Девушка грустно усмехнулась, а затем продолжила свой рассказ:

— Так вот, если бы мама не перекинулась, то дед, узнав о беременности, заставил бы ее прервать. Или начал бы искать Дар у меня. Но тогда ему было не до дочери: чтобы вернуть ему способность передвигаться, у врачей ушло три с лишним года! Правда, не успев встать на ноги, он примчался в манор, чтобы отомстить, но поорал на маму всего одну стражу и слег снова. Уже на пять лет!

— А потом? — тихо спросил я, увидел, что глаза Вэйлиотты потемнели еще сильнее, и мысленно обозвал себя придурком, но было поздно:

— Зная, чем грозит внимание деда, мама учила меня контролировать Дар чуть ли не с пеленок. То есть, запрещала ее лечить, как бы плохо ей ни было! Правда, добилась желаемого далеко не сразу: будучи совсем маленькой, я так страшно ненавидела шрамы на ее спине, что начинала их убирать, не задумываясь!

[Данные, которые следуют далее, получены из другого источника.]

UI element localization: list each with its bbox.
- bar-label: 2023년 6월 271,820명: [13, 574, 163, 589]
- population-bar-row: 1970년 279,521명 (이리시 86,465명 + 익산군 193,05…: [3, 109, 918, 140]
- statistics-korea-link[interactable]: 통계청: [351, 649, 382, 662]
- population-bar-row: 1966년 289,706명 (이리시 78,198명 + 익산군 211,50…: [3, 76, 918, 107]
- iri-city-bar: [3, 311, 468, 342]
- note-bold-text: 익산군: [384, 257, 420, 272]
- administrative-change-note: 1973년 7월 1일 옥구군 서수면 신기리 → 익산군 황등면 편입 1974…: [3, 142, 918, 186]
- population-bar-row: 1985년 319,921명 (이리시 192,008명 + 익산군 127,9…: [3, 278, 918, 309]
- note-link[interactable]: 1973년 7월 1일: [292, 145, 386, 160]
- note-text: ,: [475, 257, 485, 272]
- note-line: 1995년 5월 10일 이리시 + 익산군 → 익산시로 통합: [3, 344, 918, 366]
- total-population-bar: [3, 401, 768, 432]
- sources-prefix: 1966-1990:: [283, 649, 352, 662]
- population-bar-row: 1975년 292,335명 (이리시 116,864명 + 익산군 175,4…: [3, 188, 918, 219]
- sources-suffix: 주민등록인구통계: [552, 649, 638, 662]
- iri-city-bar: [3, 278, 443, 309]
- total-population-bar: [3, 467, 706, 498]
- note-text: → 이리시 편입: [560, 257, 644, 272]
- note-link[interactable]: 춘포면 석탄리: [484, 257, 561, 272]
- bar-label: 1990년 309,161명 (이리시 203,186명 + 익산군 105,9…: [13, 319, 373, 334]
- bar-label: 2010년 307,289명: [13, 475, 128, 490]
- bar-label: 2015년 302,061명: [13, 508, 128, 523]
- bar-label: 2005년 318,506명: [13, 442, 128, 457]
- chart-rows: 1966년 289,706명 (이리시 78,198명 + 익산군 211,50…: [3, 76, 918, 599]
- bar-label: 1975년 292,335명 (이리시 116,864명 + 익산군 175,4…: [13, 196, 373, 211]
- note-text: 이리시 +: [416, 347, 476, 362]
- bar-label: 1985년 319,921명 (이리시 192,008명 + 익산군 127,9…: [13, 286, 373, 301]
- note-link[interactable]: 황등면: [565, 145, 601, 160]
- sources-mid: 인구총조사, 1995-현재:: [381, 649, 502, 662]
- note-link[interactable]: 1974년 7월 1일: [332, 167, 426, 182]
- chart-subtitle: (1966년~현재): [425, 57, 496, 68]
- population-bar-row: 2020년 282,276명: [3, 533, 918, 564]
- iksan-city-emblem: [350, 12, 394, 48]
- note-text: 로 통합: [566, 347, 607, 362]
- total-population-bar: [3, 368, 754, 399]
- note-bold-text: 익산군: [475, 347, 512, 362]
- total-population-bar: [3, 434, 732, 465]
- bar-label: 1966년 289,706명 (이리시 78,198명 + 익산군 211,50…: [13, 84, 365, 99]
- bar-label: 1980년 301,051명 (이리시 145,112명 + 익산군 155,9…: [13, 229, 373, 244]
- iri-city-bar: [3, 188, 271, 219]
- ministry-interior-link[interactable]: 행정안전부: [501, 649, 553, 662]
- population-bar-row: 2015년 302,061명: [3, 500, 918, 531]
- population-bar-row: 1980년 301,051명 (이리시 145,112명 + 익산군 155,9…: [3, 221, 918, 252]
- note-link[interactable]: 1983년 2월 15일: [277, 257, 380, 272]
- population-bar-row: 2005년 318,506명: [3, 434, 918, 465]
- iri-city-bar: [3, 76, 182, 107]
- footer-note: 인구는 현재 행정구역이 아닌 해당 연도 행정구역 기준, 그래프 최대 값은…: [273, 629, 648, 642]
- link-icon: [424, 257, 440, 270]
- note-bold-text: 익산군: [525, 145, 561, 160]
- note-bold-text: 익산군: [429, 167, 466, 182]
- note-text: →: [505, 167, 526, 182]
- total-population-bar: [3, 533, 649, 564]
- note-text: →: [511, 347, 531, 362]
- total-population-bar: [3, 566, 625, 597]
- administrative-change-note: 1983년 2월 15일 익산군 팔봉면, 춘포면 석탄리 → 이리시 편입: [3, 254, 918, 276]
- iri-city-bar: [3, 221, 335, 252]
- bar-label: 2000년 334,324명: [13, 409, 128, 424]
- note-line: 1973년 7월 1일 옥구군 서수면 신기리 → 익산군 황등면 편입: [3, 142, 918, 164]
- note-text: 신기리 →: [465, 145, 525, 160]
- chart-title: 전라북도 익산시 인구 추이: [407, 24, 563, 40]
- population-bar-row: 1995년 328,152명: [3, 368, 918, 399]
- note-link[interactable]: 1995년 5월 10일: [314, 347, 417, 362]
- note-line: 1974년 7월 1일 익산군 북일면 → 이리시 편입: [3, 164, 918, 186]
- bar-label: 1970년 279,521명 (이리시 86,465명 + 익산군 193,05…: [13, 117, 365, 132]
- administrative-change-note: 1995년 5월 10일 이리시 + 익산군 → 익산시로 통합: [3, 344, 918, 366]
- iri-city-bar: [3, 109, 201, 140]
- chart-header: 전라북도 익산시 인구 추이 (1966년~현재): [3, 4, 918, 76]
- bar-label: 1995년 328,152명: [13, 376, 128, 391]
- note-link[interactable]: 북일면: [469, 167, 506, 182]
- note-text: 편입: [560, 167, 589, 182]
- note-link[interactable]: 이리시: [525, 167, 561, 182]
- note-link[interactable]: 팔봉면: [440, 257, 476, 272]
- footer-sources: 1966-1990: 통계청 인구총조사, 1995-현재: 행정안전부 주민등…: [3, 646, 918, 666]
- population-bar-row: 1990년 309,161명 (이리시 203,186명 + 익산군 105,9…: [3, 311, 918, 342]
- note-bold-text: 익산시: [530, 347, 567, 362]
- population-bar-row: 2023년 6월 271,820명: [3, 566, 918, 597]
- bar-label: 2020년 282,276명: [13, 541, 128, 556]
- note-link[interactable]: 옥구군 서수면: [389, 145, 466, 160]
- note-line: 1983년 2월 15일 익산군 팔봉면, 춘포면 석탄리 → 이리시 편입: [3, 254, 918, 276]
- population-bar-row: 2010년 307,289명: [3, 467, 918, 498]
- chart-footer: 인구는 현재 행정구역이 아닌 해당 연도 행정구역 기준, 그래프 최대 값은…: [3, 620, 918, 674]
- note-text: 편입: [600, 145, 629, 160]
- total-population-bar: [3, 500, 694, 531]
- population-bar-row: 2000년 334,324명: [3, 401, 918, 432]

Из-за этого маме приходилось хамить доверенному лицу деда и «зарабатывать» новые раны, дабы их чудесное исчезновение не привело меня в руки ее отца и не превратило в вещь.

— А когда она больше не смогла терпеть постоянные побои, вы сбежали…

— Нет, сбежали мы не поэтому. Когда я подросла и… э-э-э… оформилась, Тилон ар Улеми, то самое доверенное лицо деда, который истязал маму, вдруг решил, что с помощью внучки сюзерена можно улучшить положение своей семьи в иерархии рода. Съездил в столицу, к деду, и попросил выдать меня за старшего сына. Но перехвалил мои стати…

— А дед заинтересовался…

— Да: приехал, посмотрел на меня издалека, приказал учить всему, что может потребоваться благородной, и уехал. А обиженный в лучших чувствах Тилон никак не мог успокоиться, поэтому обсуждал свои планы даже в моем присутствии…

После этих слов Вэйль замолчала. Надолго. А я, прикрыв глаза, пытался уложить в голове ее рассказ и усиленно сдерживал рвущуюся наружу ненависть к Харзаху ар Улеми.